In 1512 he led 30 men in Sir William Sandys' company in an unsuccessful expedition to Biscay led by Thomas Grey, 2nd Marquess of Dorset to assist King Ferdinand's invasion of France. He then commanded a ship during naval hostilities early in 1513, joined the royal army in northern France in the summer, and was knighted at Tournai later that year.

He served at a royal banquet at Greenwich in July 1517 and in 1520 attended both Henry VIII's meeting with the King of France at the Field of Cloth of Gold and his subsequent meeting with the Charles V, Holy Roman Emperor at Gravelines.

He represented Wallingford in Parliament in 1529.

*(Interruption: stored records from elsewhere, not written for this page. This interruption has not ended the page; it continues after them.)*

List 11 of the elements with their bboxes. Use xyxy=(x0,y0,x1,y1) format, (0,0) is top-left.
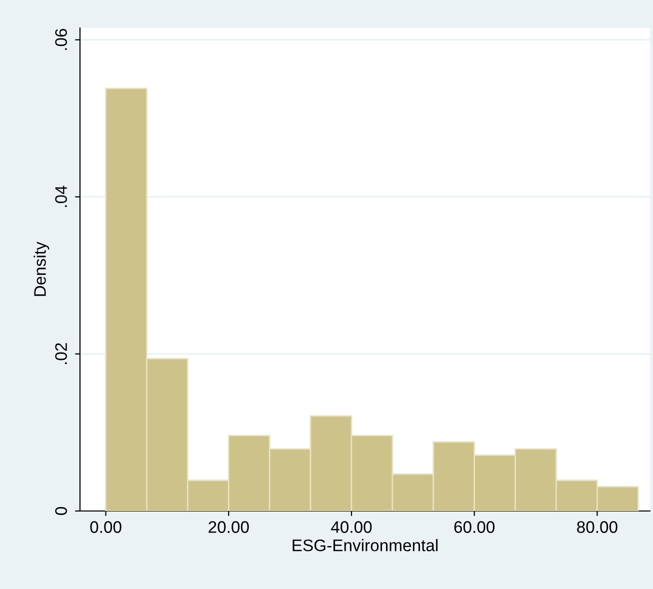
x-tick-label: 20.00 xyxy=(208,521,249,533)
y-tick-label: .04 xyxy=(55,186,67,207)
y-tick-label: 0 xyxy=(55,507,67,515)
y-tick-label: .02 xyxy=(55,343,67,364)
y-tick-label: .06 xyxy=(55,28,67,50)
x-tick-label: 60.00 xyxy=(454,521,495,533)
x-tick-label: 0.00 xyxy=(90,521,122,533)
x-axis-title: ESG-Environmental xyxy=(292,539,438,552)
x-tick-label: 40.00 xyxy=(331,521,372,533)
y-axis-title: Density xyxy=(34,242,50,296)
x-tick-label: 80.00 xyxy=(577,521,618,533)
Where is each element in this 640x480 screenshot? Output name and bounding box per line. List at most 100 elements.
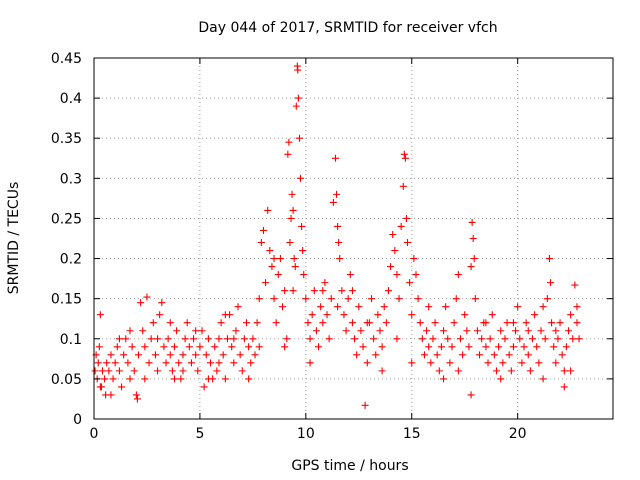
- data-point: [109, 375, 117, 383]
- data-point: [170, 343, 178, 351]
- data-point: [374, 311, 382, 319]
- data-point: [363, 359, 371, 367]
- data-point: [319, 319, 327, 327]
- data-point: [232, 327, 240, 335]
- data-point: [196, 343, 204, 351]
- data-point: [459, 351, 467, 359]
- data-point: [333, 190, 341, 198]
- data-point: [499, 359, 507, 367]
- data-point: [141, 343, 149, 351]
- data-point: [286, 239, 294, 247]
- data-point: [238, 367, 246, 375]
- data-point: [429, 335, 437, 343]
- data-point: [565, 327, 573, 335]
- data-point: [425, 303, 433, 311]
- data-point: [192, 327, 200, 335]
- data-point: [418, 335, 426, 343]
- data-point: [548, 319, 556, 327]
- data-point: [393, 271, 401, 279]
- data-point: [334, 222, 342, 230]
- data-point: [281, 343, 289, 351]
- data-point: [294, 94, 302, 102]
- data-point: [179, 367, 187, 375]
- data-point: [473, 327, 481, 335]
- data-point: [408, 311, 416, 319]
- data-point: [329, 198, 337, 206]
- data-point: [537, 327, 545, 335]
- data-point: [292, 102, 300, 110]
- data-point: [378, 367, 386, 375]
- data-point: [401, 154, 409, 162]
- data-point: [338, 287, 346, 295]
- data-point: [266, 247, 274, 255]
- data-point: [190, 335, 198, 343]
- data-point: [126, 375, 134, 383]
- data-point: [452, 295, 460, 303]
- data-point: [348, 287, 356, 295]
- data-point: [166, 319, 174, 327]
- data-point: [243, 319, 251, 327]
- data-point: [482, 343, 490, 351]
- data-point: [420, 351, 428, 359]
- data-point: [562, 343, 570, 351]
- y-axis-label: SRMTID / TECUs: [6, 182, 22, 295]
- data-point: [408, 359, 416, 367]
- data-point: [234, 303, 242, 311]
- data-point: [91, 367, 99, 375]
- data-point: [179, 351, 187, 359]
- data-point: [118, 383, 126, 391]
- data-point: [335, 239, 343, 247]
- data-point: [192, 351, 200, 359]
- data-point: [478, 335, 486, 343]
- data-point: [363, 319, 371, 327]
- data-point: [442, 303, 450, 311]
- data-point: [522, 319, 530, 327]
- data-point: [384, 287, 392, 295]
- data-point: [103, 359, 111, 367]
- data-point: [98, 367, 106, 375]
- data-point: [410, 255, 418, 263]
- data-point: [133, 395, 141, 403]
- data-point: [274, 271, 282, 279]
- data-point: [134, 351, 142, 359]
- data-point: [414, 295, 422, 303]
- data-point: [539, 303, 547, 311]
- data-point: [351, 335, 359, 343]
- data-point: [488, 311, 496, 319]
- data-point: [315, 343, 323, 351]
- data-point: [204, 375, 212, 383]
- grid: [94, 58, 613, 419]
- data-point: [573, 319, 581, 327]
- data-point: [166, 351, 174, 359]
- data-point: [120, 351, 128, 359]
- data-point: [361, 401, 369, 409]
- data-point: [162, 359, 170, 367]
- data-point: [556, 319, 564, 327]
- data-point: [215, 359, 223, 367]
- data-point: [469, 235, 477, 242]
- data-point: [281, 287, 289, 295]
- y-tick-label: 0.35: [51, 131, 82, 147]
- y-tick-label: 0.1: [60, 332, 82, 348]
- data-point: [482, 319, 490, 327]
- data-point: [185, 343, 193, 351]
- data-point: [520, 343, 528, 351]
- data-point: [306, 335, 314, 343]
- data-point: [270, 295, 278, 303]
- data-point: [321, 279, 329, 287]
- data-point: [115, 367, 123, 375]
- data-point: [393, 335, 401, 343]
- data-point: [550, 343, 558, 351]
- data-point: [147, 335, 155, 343]
- y-tick-label: 0: [73, 412, 82, 428]
- data-point: [370, 335, 378, 343]
- data-point: [107, 391, 115, 399]
- data-point: [486, 335, 494, 343]
- data-point: [276, 255, 284, 263]
- data-point: [516, 335, 524, 343]
- data-point: [217, 319, 225, 327]
- data-point: [317, 303, 325, 311]
- data-point: [340, 311, 348, 319]
- data-point: [198, 327, 206, 335]
- data-point: [245, 343, 253, 351]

He died in 1543. He had married by 1504, Cecily, the daughter of Sir John Verney of Pendley, Hertfordshire, with whom he had at least 3 sons (Sir Leonard Chamberlain, Edward Chamberlain, and Sir Ralph} and 2 daughters. He was succeeded by Sir Leonard, who was assistant Lieutenant of the Tower of London and Lieutenant Governor of Guernsey.